Hi,
I am trying to implement custom loss using nn.Module. I have to train the model using multiple GPUs. My forward method of the custom loss takes the (labels, logits) as input. My question is, do I need to gather and concatenate the inputs i.e labels and as well as logits inside the forward method before actually calculating the loss?
Below is the basic skeleton of my custom loss.
def multigpu_gather(input, rank, world_size):
“”"
Gather all the tensors from all the processes and concatenate.
“”"
if world_size == 1:
return input
gather_list = [torch.empty_like(input) for _ in range(world_size)]
dist.all_gather(gather_list, input)
gather_list[rank] = input
output = torch.cat(gather_list, dim=0).contiguous()
return output
class CustomLoss(nn.Module):
def init(self, ignore_index, *args, **kwargs):
super().init(*args, **kwargs)
self.ignore_index = ignore_index
# Custom Losses
self.loss1 = Loss1()
self.loss2 = Loss2()
self.world_size = dist.get_world_size()
def forward(self, logits, labels, dynamic_w2):
# Question: DO I need to gather in multi GPU setting?
rank = dist.get_rank()
labels = multigpu_gather(labels, rank, self.world_size)

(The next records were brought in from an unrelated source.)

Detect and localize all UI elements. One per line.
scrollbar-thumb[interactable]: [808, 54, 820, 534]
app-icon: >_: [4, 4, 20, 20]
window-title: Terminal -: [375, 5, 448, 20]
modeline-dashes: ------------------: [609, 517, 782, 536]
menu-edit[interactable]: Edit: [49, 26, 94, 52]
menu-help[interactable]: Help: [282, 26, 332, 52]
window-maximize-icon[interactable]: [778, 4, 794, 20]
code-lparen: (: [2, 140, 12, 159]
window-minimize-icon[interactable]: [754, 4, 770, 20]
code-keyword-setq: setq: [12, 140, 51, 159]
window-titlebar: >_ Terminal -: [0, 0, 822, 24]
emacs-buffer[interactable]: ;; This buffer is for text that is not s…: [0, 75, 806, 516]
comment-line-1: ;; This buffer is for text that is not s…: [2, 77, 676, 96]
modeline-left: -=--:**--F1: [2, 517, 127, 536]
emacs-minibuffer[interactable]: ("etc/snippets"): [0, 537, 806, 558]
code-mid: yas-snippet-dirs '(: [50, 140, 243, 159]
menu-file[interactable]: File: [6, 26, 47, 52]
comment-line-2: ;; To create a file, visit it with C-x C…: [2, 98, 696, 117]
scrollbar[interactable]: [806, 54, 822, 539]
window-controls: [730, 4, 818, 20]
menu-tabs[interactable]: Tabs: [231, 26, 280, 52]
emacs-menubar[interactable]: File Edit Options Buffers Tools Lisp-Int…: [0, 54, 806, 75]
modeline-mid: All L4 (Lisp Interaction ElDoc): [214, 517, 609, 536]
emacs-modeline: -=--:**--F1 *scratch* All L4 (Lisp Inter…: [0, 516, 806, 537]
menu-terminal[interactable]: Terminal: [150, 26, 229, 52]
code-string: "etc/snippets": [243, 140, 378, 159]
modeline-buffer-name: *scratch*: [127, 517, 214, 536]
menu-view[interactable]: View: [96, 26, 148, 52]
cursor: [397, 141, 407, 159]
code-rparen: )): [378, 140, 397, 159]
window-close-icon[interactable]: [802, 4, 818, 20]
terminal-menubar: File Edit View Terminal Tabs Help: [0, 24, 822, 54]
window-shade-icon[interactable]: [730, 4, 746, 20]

logits = multigpu_gather(logits, rank, self.world_size)
# Loss1
loss = self.loss1(logits, labels) # another nn.Module class
# Loss 2
loss2 = self.loss2(logits, labels) # another nn.Module class
final_loss = loss1 + dynamic_w2 * loss2
return final_loss.mean()
And, in the training loop, I am calling loss.backward().
Could you please kindly help me understand this? Thanks in advance.
Best,
Bhavana